L’idée est de concevoir avec la société Atys médical un capteur de rythme cardiaque fœtal permettant une déambulation autonome en cours de travail.
Le capteur transmettra les données relatives aux rythmes cardiaques fœtal et maternel ainsi que les contractions utérines aux professionnels de santé en charge de la surveillance de la patiente enceinte.
Objectifs :
- maintenir un haut niveau de sécurité pour la mère et le futur nouveau-né (priorité) ;
- améliorer le confort des femmes et de leurs proches « au moins en première partie du travail, ce qui répond aux aspirations de la majorité des professionnels [et] des mamans [ainsi qu’]aux exigences institutionnelles (HAS notamment) », note l’AP-HP dans un communiqué publié le 4 décembre 2018 ;
- participer à la diminution du taux de césarienne en favorisant la déambulation en cours de travail.
Centricity : application modulaire de suivi et partage de données de santé
Centricity est une application modulaire qui permet au patient de suivre et de partager ses données de santé avec son médecin afin d’optimiser sa prise en charge.
L’outil centralise au sein d’un environnement unique le suivi d’une ou de plusieurs maladies chroniques, les porteurs du projet ayant constaté qu’il existait pour chaque maladie chronique de nombreuses applications mobiles et objets connectés disponibles.
Tonic Carpet : tapis de gymnastique interactif avec programmes en réalité augmentée
Il s’agit d’un tapis de gymnastique interactif proposant des programmes de sport-santé en réalité augmentée. La solution a été développée par la start-up Macadam Tonic.
Connectée à une application mobile, le tapis permet d’effectuer des exercices à partir d’une centaine de programmes conçus par des professionnels de la santé et du sport. Via l’appli, l’utilisateur peut suivre son activité et sa progression et gagner des « points santé ».
Des programmes d’activités physiques généraux (renforcement musculaire, yoga, etc.) et des programmes spécifiques de santé, centrés par exemple sur la lutte contre les lombalgies, sont aussi disponibles.
Téléconsultation inopinée de médecine générale en soutien aux déserts médicaux
« 4,5 millions de patients consultent tous les ans aux urgences pour une pathologie aiguë de médecine générale faute de disponibilité de leur médecin traitant », souligne l’AP-HP.
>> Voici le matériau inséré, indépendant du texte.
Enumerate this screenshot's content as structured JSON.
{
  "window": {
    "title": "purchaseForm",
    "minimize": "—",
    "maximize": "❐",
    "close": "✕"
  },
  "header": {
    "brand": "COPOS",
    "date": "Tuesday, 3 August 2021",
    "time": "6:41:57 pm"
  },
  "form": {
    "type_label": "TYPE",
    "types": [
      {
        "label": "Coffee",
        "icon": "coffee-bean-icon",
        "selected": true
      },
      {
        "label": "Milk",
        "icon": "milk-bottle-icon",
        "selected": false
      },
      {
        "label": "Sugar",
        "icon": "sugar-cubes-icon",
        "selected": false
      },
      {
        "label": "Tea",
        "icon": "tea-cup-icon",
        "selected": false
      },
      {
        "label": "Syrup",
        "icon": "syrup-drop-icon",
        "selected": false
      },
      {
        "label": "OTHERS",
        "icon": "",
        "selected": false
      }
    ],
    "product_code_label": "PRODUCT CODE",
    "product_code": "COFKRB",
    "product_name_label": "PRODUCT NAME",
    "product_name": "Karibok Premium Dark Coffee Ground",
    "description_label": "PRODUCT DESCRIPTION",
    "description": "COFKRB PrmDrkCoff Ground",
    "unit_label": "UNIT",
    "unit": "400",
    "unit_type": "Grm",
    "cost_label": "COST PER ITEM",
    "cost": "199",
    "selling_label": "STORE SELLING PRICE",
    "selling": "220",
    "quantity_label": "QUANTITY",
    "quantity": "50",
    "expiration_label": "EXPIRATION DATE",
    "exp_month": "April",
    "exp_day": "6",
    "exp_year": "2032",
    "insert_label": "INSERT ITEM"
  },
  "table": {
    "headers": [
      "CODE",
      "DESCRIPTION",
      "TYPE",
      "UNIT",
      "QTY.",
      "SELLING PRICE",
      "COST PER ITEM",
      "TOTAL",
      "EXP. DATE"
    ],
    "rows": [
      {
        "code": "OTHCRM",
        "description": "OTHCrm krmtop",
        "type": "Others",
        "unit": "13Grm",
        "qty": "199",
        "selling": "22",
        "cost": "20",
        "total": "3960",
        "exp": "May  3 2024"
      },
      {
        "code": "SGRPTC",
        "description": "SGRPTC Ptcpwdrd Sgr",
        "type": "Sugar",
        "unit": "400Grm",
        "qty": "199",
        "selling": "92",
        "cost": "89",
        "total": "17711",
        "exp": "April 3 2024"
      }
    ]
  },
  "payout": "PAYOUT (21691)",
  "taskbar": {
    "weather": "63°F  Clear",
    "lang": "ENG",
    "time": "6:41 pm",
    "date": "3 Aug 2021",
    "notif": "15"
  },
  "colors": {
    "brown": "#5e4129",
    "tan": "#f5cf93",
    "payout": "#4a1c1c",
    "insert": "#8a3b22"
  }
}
Partant de ce constat, des étudiants du diplôme universitaire de santé connectée ont mis au point un système de téléconsultation inopinée de médecine générale « proposée à l’épicentre des déserts médicaux ». Ce dernier peut répondre à ce besoin « si l’organisation répond strictement à l’avenant 6 conventionnel ».
Le projet a déjà été testé dans l’Aube.
Accompagnement des projets : du conseil à l’évaluation scientifique
Chaque année, 30 projets « portés par des apprenants issus d’horizons professionnels divers » naissent au sein du diplôme universitaire (DU) de santé connectée, indique le Pr Patrick Nataf, chirurgien cardiaque et co-directeur du Centre de responsabilité de santé connectée (CRSC).
L’accompagnement « va du simple conseil à l’évaluation scientifique dans le cadre de notre structure hospitalo-universitaire et de notre unité de recherche Inserm, explique le Pr Nataf. Le CRSC se propose d’aider scientifiquement en lien avec les équipes de l’hôpital Bichat-Claude-Bernard et la DRCI de l’AP-HP à concevoir un plan d’évaluation des solutions et de mettre en place des études cliniques. Pour les solutions concernées, une mise en application avec les équipes est également organisée ».
Le CRSC travaille en lien avec Paris Diderot et l’unité Inserm U1148 LVTS
Le Centre de responsabilité de santé connectée de l’hôpital Bichat-Claude-Bernard est associé à l’université Paris Diderot et à l’unité Inserm U1148 LVTS autour d’activités de soins, de recherche et d’enseignement dans le domaine de la santé connectée.
Il est dirigé par le Pr Patrick Nataf, chirurgien cardiaque et par le Dr Boris Hansel, endocrinologue-nutritionniste.
Le diplôme universitaire (DU) « Enseignement pratique multidisciplinaire de santé connectée » réunit les expertises de professionnels issus du secteur de la santé (médecins, chercheurs de l’AP-HP) ainsi que des startups, des juristes, des économistes et des professionnels de l’ingénierie de l’université Paris Diderot (IUT).